TL;DR
- “Knives Out” and “Glass Onion” director Rian Johnson talks about his exciting new Peacock case-of-the-week series “Poker Face,” starring Natasha Lyonne as a mystery-solving fugitive.
- Johnson discusses the challenges of writing a mystery series where the main character has the superhuman ability to recognize when someone is lying, and the importance of crafting standalone TV episodes even in an increasingly serialized era of TV.
- Johnson calls this mystery subgenre a “howcatchem,” where it’s very much about the detective versus the guest star of the episode.
To make new television, it helps if you’ve watched a lot of old television. That’s a lesson evident in Poker Face, the crime-thriller series created by Rian Johnson and starring Natasha Lyonne, which makes its debut January 26 on Peacock.
Lyonne — creator and star of Netflix series Russian Doll — plays Charlie Cale, a woman employed by a casino with a preternatural ability to tell when people are lying.

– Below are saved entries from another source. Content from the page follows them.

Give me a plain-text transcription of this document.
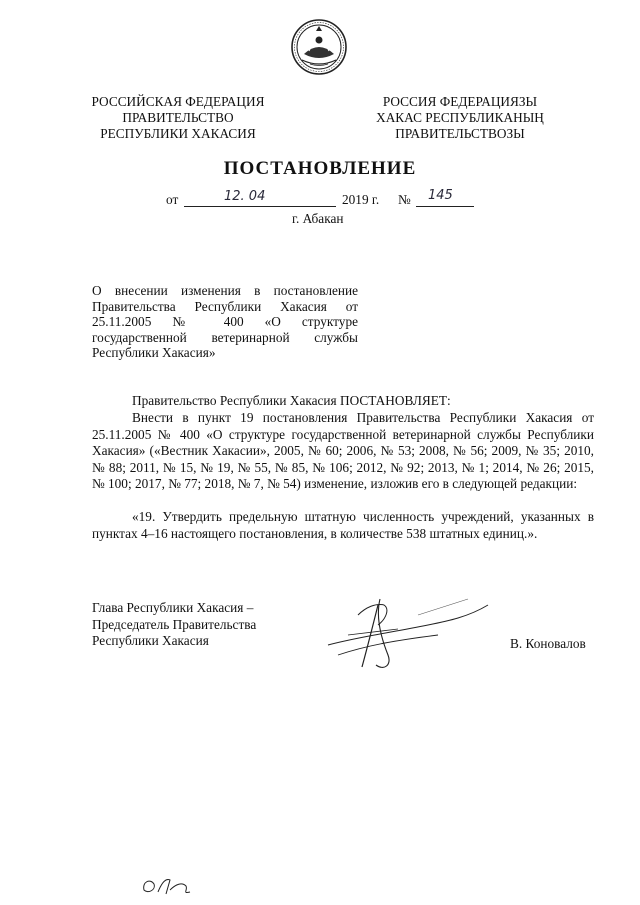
РОССИЙСКАЯ ФЕДЕРАЦИЯ
ПРАВИТЕЛЬСТВО
РЕСПУБЛИКИ ХАКАСИЯ
РОССИЯ ФЕДЕРАЦИЯЗЫ
ХАКАС РЕСПУБЛИКАНЫҢ
ПРАВИТЕЛЬСТВОЗЫ
ПОСТАНОВЛЕНИЕ
от	12. 04	2019 г. № 145
г. Абакан
О внесении изменения в постановление Правительства Республики Хакасия от 25.11.2005 № 400 «О структуре государственной ветеринарной службы Республики Хакасия»
Правительство Республики Хакасия ПОСТАНОВЛЯЕТ:
Внести в пункт 19 постановления Правительства Республики Хакасия от 25.11.2005 № 400 «О структуре государственной ветеринарной службы Республики Хакасия» («Вестник Хакасии», 2005, № 60; 2006, № 53; 2008, № 56; 2009, № 35; 2010, № 88; 2011, № 15, № 19, № 55, № 85, № 106; 2012, № 92; 2013, № 1; 2014, № 26; 2015, № 100; 2017, № 77; 2018, № 7, № 54) изменение, изложив его в следующей редакции:
«19. Утвердить предельную штатную численность учреждений, указанных в пунктах 4–16 настоящего постановления, в количестве 538 штатных единиц.».
Глава Республики Хакасия –
Председатель Правительства
Республики Хакасия	В. Коновалов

As Johnson, the writer and director of Knives Out and Glass Onion, explained to Dave Itzkoff of The New York Times, the self-contained installments of Poker Face are a deliberate throwback to a style of TV storytelling that Johnson grew up with in the 1970s and ‘80s.
“That’s when I had control of the television,” Johnson said. “And it was typically hourlong, star-driven, case-of-the-week shows.”

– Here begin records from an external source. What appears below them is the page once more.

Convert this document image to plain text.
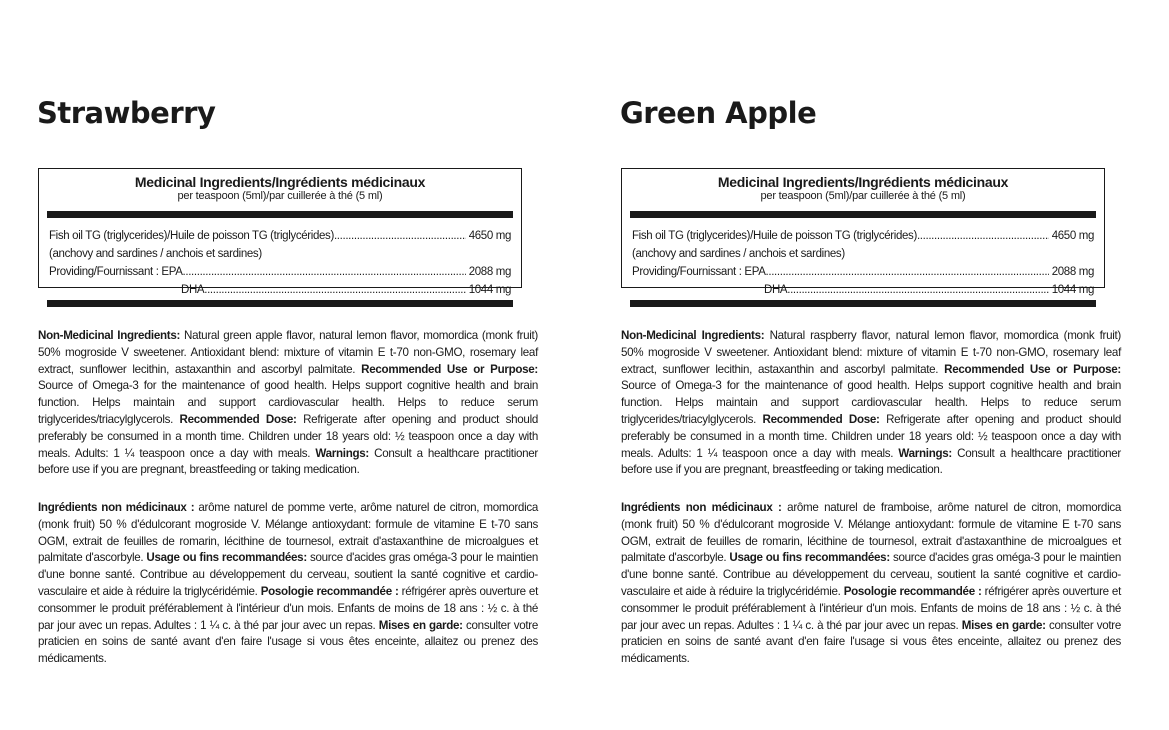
Strawberry
Medicinal Ingredients/Ingrédients médicinaux
per teaspoon (5ml)/par cuillerée à thé (5 ml)
Fish oil TG (triglycerides)/Huile de poisson TG (triglycérides) .....	4650 mg
(anchovy and sardines / anchois et sardines)
Providing/Fournissant : EPA .....	2088 mg
DHA .....	1044 mg

Non-Medicinal Ingredients: Natural green apple flavor, natural lemon flavor, momordica (monk fruit) 50% mogroside V sweetener. Antioxidant blend: mixture of vitamin E t-70 non-GMO, rosemary leaf extract, sunflower lecithin, astaxanthin and ascorbyl palmitate. Recommended Use or Purpose: Source of Omega-3 for the maintenance of good health. Helps support cognitive health and brain function. Helps maintain and support cardiovascular health. Helps to reduce serum triglycerides/triacylglycerols. Recommended Dose: Refrigerate after opening and product should preferably be consumed in a month time. Children under 18 years old: ½ teaspoon once a day with meals. Adults: 1 ¼ teaspoon once a day with meals. Warnings: Consult a healthcare practitioner before use if you are pregnant, breastfeeding or taking medication.

Ingrédients non médicinaux : arôme naturel de pomme verte, arôme naturel de citron, momordica (monk fruit) 50 % d'édulcorant mogroside V. Mélange antioxydant: formule de vitamine E t-70 sans OGM, extrait de feuilles de romarin, lécithine de tournesol, extrait d'astaxanthine de microalgues et palmitate d'ascorbyle. Usage ou fins recommandées: source d'acides gras oméga-3 pour le maintien d'une bonne santé. Contribue au développement du cerveau, soutient la santé cognitive et cardio-vasculaire et aide à réduire la triglycéridémie. Posologie recommandée : réfrigérer après ouverture et consommer le produit préférablement à l'intérieur d'un mois. Enfants de moins de 18 ans : ½ c. à thé par jour avec un repas. Adultes : 1 ¼ c. à thé par jour avec un repas. Mises en garde: consulter votre praticien en soins de santé avant d'en faire l'usage si vous êtes enceinte, allaitez ou prenez des médicaments.

Green Apple
Medicinal Ingredients/Ingrédients médicinaux
per teaspoon (5ml)/par cuillerée à thé (5 ml)
Fish oil TG (triglycerides)/Huile de poisson TG (triglycérides) .....	4650 mg
(anchovy and sardines / anchois et sardines)
Providing/Fournissant : EPA .....	2088 mg
DHA .....	1044 mg

Non-Medicinal Ingredients: Natural raspberry flavor, natural lemon flavor, momordica (monk fruit) 50% mogroside V sweetener. Antioxidant blend: mixture of vitamin E t-70 non-GMO, rosemary leaf extract, sunflower lecithin, astaxanthin and ascorbyl palmitate. Recommended Use or Purpose: Source of Omega-3 for the maintenance of good health. Helps support cognitive health and brain function. Helps maintain and support cardiovascular health. Helps to reduce serum triglycerides/triacylglycerols. Recommended Dose: Refrigerate after opening and product should preferably be consumed in a month time. Children under 18 years old: ½ teaspoon once a day with meals. Adults: 1 ¼ teaspoon once a day with meals. Warnings: Consult a healthcare practitioner before use if you are pregnant, breastfeeding or taking medication.

Ingrédients non médicinaux : arôme naturel de framboise, arôme naturel de citron, momordica (monk fruit) 50 % d'édulcorant mogroside V. Mélange antioxydant: formule de vitamine E t-70 sans OGM, extrait de feuilles de romarin, lécithine de tournesol, extrait d'astaxanthine de microalgues et palmitate d'ascorbyle. Usage ou fins recommandées: source d'acides gras oméga-3 pour le maintien d'une bonne santé. Contribue au développement du cerveau, soutient la santé cognitive et cardio-vasculaire et aide à réduire la triglycéridémie. Posologie recommandée : réfrigérer après ouverture et consommer le produit préférablement à l'intérieur d'un mois. Enfants de moins de 18 ans : ½ c. à thé par jour avec un repas. Adultes : 1 ¼ c. à thé par jour avec un repas. Mises en garde: consulter votre praticien en soins de santé avant d'en faire l'usage si vous êtes enceinte, allaitez ou prenez des médicaments.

They weren’t only detective programs like Columbo and Murder, She Wrote, he said, but also adventure series like Quantum Leap, The A Team, Highway to Heaven and The Incredible Hulk, which were notable for “the anchoring presence of a charismatic lead and a different set of guest stars and, in many cases, a totally different location, every single week.”
Those ever-changing elements kept things fresh and surprising, he said.
READ MORE: Natasha Lyonne and Rian Johnson Trace the TV Origins of ‘Poker Face’ (The New York Times)
In an interview with Alison Herman for The Ringer, Johnson was asked about similarities between Poker Face and Columbo. “I’d include The Rockford Files and Quantum Leap, but also Highway to Heaven and [the 1978 TV series] The Incredible Hulk,” he told Herman. “It’s kind of got the DNA of all that stuff. And that’s the stuff that I was sitting on the rug in front of my family’s TV watching reruns of every single afternoon as a kid. It’s the TV that I was raised on.”
READ MORE: Rian Johnson Mastered the Whodunit. Now He’s on to the “Howcatchem.” (The Ringer)
“The ‘DNA’ of these shows is certainly there when you watch an episode of Poker Face play out,” Ernesto Valenzuela writes at SlashFilm. “Bill Bixby’s man-on-the-run character of Bruce Banner in The Incredible Hulk, who helps bring justice to whatever town he ends up in, is recreated with a much less gloomy angle with Charlie’s fugitive status. And much like Jim Rockford in The Rockford Files, Charlie is also down on her luck, living in a mobile home in the first episode where she is very much not an officer of the law. Poker Face thrives off of its influences, and the structure’s repetitive nature isn’t a detriment to the show — it’s actually a big reason viewers should tune in every week.”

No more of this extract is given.